Women's brains have more white matter, while men's have more grey matter. This means that women have more connections between different areas of the brains. Thus, men are good at being very single-mindedly focused on one task at a time, while women are very good at communicating, responding to facial cues, and making connections. When at rest, men's brains show much less activity on brain scans then women's. Science is very much a male-brain profession, Gurian argues, so some specfic ways for encouraging women in STEM include:
- Discard the Ivory Tower paradigm for STEM. The truth is that science has become a more communal effort and that collaboration and communication are vital.
- Increase mentoring.
- Deal proactively with gender differences. For instance, women tend to go into meetings looking for community and reciprocity, men go in looking to express dominance.
I didn't necessarily agree with everything Gurian said. Some of the behaviors he described as being male-specific are ones that I see in myself: being fidgety when bored, for instance. He put up some cartoons in an attempt to encourage us to have a "sense of humor" about these issues: for example, one depicting the amount of time and money a man versus a woman spend at the mall buying a pair of jeans. I didn't laugh. Cartoons like that only serve to reinforce stereotypes. He also cited a study showing that infant boys prefer to stare at mobiles while infant girls prefer faces, which might have been an interesting point if I hadn't recently read a thorough debunking of the study at the Sociological Images blog.
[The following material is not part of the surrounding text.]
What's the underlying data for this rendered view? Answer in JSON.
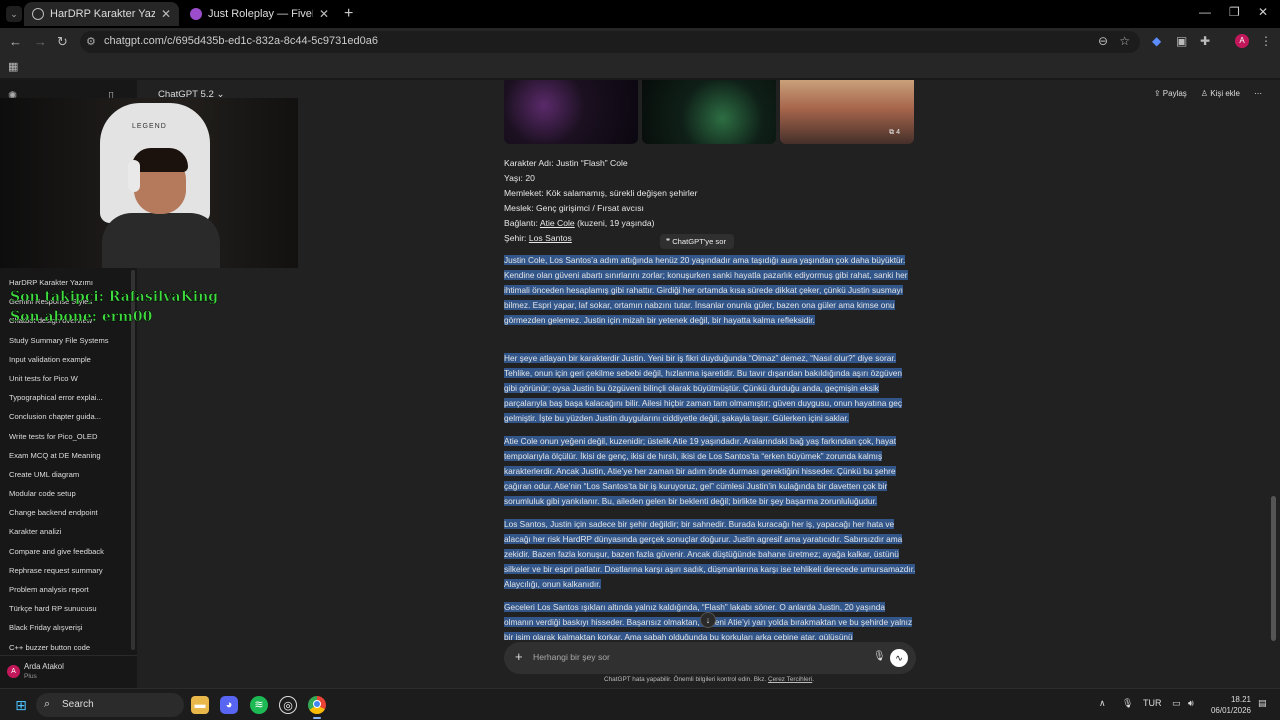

Still, I think that those of us interested in promoting women in science do need to consider that women and men are different, whether because of nature or nurture, and that those differences must be acknowledged in order to level the playing field. This is analogous to the failure of "color-blind" approaches to combating racism. Pretending that we are all the same, or rather that we are all just like white men, ignores the real problems faced in creating true diversity.